## Segmenting and Clustering Neighborhoods in Toronto

### Part 1: Obtain the postal codes from toronto from wikipedia homepage

Load required libraries for this task

In [1]:
from IPython.core.interactiveshell import InteractiveShell
InteractiveShell.ast_node_interactivity = "all"
import numpy as np
import pandas as pd
import requests
import matplotlib.pylab as plt
%matplotlib inline

Use the Notebook to build the code to scrape the following Wikipedia page, https://en.wikipedia.org/wiki/List_of_postal_codes_of_Canada:_M, in order to obtain the data that is in the table of postal codes and to transform the data into a pandas dataframe like the one shown below:

In [2]:
page = requests.get("https://en.wikipedia.org/wiki/List_of_postal_codes_of_Canada:_M").text

Let's define now some helper functions to automatize the extract of html elements 

In [3]:
def find_all(text, sub):
    """ find all occurences of substring in larger string 
    and return their indices relative to the text string
    
    Key arguments
    -------------
    text:      text string
    sub:       substring to be found in text
    
    Return
    -------
    indices:   indices of the found occurences relative to text
    """
    occurencesIndex = []
    index = 0
    while index < len(text):
        index = text.find(sub, index)
        if index == -1:
            return occurencesIndex
        else:
            occurencesIndex.append(index)
            index += 1 
    return occurencesIndex

def getValue(text, b_element, e_element):
    """ get text snippet with given indices for beginning and ending
    Key arguments:
    -------------
    text:       text string
    b_element:  begin html element <element>
    e_element:  end html element </element>
    
    return:
    ------
    text snippet if element found in text, otherwise return original text
    """
    if text.find(b_element) != -1:
        return text[text.find(b_element) + len(b_element):text.find(e_element)]
    else:
        return text
    

The following function extracts the data from the table of the wikipedia homepage 

In [4]:
def getData(text):
    """ get Data from html code
    Key argument:
    ------------
    text:      text from which the data will be extracted (table text)
    
    return:
    -------
    pd.Dataframe 
    """
    rows = zip(find_all(text, "<tr>")[1:], find_all(text, "</tr>")[1:])
    data =  []
    for row_b, row_e in rows:
        row_data = text[row_b:row_e]
        sub_indices = zip(find_all(row_data, "<td>"), find_all(row_data, "</td>"))
        data.append([row_data[sub_b+4:sub_e] for sub_b, sub_e in sub_indices])
    return pd.DataFrame(data, columns = ['PostalCode' , 'Borough', 'Neighborhood'])

table html from the page

In [5]:
tabledata = page[page.find('<table class="wikitable sortable">') + len('<table class="wikitable sortable">'):page.find('<table class="multicol" role="presentation" style="border-collapse: collapse; padding: 0; border: 0; background:transparent; width:100%;">')]

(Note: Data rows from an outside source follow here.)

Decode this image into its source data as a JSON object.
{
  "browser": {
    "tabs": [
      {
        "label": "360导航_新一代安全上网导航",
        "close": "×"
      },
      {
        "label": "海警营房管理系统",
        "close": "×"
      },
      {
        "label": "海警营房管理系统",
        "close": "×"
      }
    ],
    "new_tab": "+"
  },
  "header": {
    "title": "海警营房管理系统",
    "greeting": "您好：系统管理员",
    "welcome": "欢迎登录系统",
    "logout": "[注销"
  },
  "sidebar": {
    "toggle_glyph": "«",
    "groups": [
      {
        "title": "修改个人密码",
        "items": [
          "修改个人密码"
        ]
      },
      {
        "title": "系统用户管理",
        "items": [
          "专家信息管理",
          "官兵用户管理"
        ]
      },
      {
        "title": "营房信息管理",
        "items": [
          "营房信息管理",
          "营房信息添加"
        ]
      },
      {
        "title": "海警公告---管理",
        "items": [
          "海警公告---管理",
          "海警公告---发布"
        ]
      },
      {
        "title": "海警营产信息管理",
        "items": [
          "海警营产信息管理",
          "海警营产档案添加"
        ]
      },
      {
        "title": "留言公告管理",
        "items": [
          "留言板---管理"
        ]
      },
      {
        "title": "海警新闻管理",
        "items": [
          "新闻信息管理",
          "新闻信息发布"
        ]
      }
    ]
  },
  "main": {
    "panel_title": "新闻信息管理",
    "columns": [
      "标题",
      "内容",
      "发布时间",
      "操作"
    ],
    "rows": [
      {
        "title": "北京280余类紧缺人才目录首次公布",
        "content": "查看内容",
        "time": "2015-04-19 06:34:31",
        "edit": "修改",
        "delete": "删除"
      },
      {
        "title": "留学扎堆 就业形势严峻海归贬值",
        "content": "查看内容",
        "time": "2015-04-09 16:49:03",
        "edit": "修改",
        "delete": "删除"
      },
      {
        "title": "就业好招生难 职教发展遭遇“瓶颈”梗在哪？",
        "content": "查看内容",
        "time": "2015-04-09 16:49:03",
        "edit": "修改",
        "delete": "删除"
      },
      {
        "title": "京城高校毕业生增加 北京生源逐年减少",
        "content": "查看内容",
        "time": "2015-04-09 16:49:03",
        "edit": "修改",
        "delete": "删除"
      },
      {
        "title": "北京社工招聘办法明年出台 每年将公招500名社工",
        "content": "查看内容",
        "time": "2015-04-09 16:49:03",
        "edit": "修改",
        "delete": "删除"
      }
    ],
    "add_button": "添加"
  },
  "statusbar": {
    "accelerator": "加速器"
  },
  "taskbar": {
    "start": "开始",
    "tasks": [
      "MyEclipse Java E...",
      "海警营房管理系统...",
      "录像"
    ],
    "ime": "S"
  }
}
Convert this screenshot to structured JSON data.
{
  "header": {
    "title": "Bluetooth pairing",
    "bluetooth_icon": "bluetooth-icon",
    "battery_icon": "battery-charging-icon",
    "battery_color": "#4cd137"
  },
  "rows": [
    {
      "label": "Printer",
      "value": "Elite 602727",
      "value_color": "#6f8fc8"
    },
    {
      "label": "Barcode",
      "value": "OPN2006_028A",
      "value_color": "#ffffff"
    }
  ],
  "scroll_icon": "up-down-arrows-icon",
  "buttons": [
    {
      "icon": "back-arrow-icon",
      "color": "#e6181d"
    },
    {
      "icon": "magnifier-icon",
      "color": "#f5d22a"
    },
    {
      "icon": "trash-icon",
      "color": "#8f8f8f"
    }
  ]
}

get the data frame of the table html

In [6]:
postcode_can = getData(tabledata)

some decoration since Borough and Neighborhood have data elements of type hyperlink 

In [7]:
postcode_can["Borough"] = [getValue(iString, '">', "</a>") for iString in postcode_can["Borough"]]
postcode_can["Neighborhood"] = [getValue(iString, '">', "</a>").replace("\n", "") for iString in postcode_can["Neighborhood"]]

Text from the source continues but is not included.